Böyle bir halk oylaması ne kadar mantıklı olur?
"Bu sorular, sorulamaz!" dediğinizi duyar gibiyim.
Türkiye'nin millî menfaatlerine, kuruluş felsefesine aykırı halk oylaması yapılamaz. Yapılsa da geçerliliği olmaz.
İktidarlar akıllarına gelen her soruyu/sorunu halka götürüp; "sandıktan bu çıktı, halk ne derse o olur!" diyebilir mi?
Biliyorsunuz, defalarca yazdık; Ege'de 18 adamız Yunan işgali altında; halka şu soru sorulabilir mi?
"Ey, vatandaşlarımız; Yunanistan bazı adalarımızı işgal etti. Bu adaları Yunanistan'a verelim, mi vermeyelim mi?"
Halk Evet derse ne yapacaksınız?!
Bu soruları sıraladım çünkü çok değer verdiğim, duayen gazeteci, bilge insan Ali Sirmen dün Cumhuriyet'teki köşesini "çivi gibi" bir soru ile bitirdi.
"Halkın diktayı seçme hakkı var mı?" dedi...
Sirmen, Pazar günü oylanacak metnin anayasal bir metin olmadığını, esasında halkın rejim değişikliğini oylayacağını belirtiyor ve yukardaki çarpıcı soruyu soruyordu.
***
Referandumda HAYIR diyeceklerin büyük çoğunluğunun ortak kanaati Türkiye'de rejimin oylandığı yönünde. Çünkü sandıktan Evet çıkması; demokrasinin tüm kazanımlarından vazgeçileceği anlamına geliyor!
Yani demokrasinin sonu!.. Çünkü sağlıklı seçim yapmak mümkün olmayacak, seçilenlerin yani Meclis'e gidenlerin de bir "anlamı"/karşılığı kalmayacak.
"Demokrasi müzesinde" yer alacaklar... Müzelik olacaklar...
Hukuk devletinin sonu!..
Yargı bağımsızlığının sonu!..
Özgürlüklerin, çok sesliliğin, hâlâ cılız da kalsa ifade hürriyetinin sonu!...
Toplumsal birliğin sonu!
Karpuz gibi yarılmış bir Türkiye'de "partililer" ve ötekiler...
Parti devletinin başlangıcı...
Partili askerlerin, generallerin, komutanların dönemi...

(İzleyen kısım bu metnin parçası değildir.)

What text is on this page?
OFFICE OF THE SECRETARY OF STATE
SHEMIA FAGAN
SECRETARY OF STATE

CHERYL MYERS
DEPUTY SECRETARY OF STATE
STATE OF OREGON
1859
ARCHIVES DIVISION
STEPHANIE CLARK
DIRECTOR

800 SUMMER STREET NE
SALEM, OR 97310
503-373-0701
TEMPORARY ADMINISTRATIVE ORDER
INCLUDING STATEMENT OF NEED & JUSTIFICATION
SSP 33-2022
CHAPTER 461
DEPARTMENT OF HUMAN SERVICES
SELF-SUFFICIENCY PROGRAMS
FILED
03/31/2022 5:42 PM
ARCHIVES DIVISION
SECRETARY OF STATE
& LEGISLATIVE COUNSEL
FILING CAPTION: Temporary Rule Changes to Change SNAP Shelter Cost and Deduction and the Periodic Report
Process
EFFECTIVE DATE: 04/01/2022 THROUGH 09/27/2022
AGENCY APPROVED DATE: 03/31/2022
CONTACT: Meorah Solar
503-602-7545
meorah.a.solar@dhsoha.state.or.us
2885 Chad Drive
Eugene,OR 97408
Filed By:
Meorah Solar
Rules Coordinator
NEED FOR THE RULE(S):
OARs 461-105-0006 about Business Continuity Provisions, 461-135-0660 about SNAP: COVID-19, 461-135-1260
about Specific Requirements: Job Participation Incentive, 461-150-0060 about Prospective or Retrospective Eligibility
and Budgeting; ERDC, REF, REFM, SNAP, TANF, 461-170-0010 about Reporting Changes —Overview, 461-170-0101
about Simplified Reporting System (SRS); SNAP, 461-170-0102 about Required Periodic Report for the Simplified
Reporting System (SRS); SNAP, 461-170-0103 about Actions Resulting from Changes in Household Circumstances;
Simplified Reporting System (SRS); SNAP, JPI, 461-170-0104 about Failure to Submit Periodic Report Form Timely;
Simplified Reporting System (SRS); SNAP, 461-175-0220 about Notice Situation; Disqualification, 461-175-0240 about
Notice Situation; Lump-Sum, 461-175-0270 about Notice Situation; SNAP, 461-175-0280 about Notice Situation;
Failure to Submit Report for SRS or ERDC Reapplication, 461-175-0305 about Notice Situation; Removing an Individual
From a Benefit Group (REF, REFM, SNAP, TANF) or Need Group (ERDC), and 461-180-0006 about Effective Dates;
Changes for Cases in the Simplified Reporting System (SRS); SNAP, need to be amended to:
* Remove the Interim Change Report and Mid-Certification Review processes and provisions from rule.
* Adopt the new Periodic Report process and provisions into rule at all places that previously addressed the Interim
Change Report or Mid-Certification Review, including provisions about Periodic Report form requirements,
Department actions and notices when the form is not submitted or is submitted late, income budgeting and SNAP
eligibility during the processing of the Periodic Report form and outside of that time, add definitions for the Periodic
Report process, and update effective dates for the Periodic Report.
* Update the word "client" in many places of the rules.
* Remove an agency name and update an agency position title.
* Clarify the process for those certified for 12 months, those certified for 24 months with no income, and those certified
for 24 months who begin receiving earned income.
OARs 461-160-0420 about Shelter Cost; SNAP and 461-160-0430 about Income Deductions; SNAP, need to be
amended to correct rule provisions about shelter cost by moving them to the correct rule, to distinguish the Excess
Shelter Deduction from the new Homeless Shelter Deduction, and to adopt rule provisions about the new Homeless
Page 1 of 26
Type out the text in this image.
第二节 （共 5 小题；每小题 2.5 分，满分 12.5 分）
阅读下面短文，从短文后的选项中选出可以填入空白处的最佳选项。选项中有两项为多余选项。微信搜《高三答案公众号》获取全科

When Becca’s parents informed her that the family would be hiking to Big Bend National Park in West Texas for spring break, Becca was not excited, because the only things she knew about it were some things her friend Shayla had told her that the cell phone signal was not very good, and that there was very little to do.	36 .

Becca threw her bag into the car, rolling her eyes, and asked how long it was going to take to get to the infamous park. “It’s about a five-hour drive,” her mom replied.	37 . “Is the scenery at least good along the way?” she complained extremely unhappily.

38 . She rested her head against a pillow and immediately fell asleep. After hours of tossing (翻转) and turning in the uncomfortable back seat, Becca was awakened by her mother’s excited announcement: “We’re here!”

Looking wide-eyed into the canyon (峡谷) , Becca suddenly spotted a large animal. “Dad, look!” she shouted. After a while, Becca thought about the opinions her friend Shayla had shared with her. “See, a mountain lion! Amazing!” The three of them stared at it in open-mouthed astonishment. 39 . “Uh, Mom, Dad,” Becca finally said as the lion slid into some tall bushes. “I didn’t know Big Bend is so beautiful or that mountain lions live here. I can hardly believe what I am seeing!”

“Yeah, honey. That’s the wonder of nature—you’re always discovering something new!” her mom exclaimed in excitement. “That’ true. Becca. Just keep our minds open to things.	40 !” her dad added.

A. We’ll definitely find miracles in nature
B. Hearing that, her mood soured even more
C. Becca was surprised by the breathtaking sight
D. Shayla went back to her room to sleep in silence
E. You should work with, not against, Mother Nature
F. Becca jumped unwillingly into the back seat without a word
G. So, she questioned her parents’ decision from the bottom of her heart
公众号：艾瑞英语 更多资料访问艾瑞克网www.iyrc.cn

AKP İl Başkanlıklarında terfi bekleyecek kurmay subayların dönemi...
AKP'lilerin yargıcı, hakimi, savcısı...
İl Başkanlıklarında atama bekleyecek "adalet dağıtıcılarının" dönemi...
Partililerin hukuk dahil her türlü güvenliği, ötekilerin güvencesizliği...
Ama Evet çıkarsa yaşanacak küçük sorunlar da yok değil;
Örneğin yeni kurulacak parti devletinde, iki partilinin arasında geçen davada kimin daha çok partili olduğuna kim karar verecek?
Gülmeyin... Güleriz ağlanacak halimize...
***
Türkiye, rejimini oyluyor.
Türkiye, özgür bireylerden oluşan çağdaşlık liginden küme düşmeyi oyluyor.
İstanbul Barosu eski Genel Sekreteri av. Hüseyin Özbek ile konuşuyorum:
"90 yıl önce kaldırdığımız saltanatın yeniden getirilmesinin oylamasıdır bu" diyor...
Yani İstiklal Savaşı ile yarattığımız Türkiye Büyük Millet Meclisi'nin tasfiyesi ve yerine postmodern saltanatın getirilişidir.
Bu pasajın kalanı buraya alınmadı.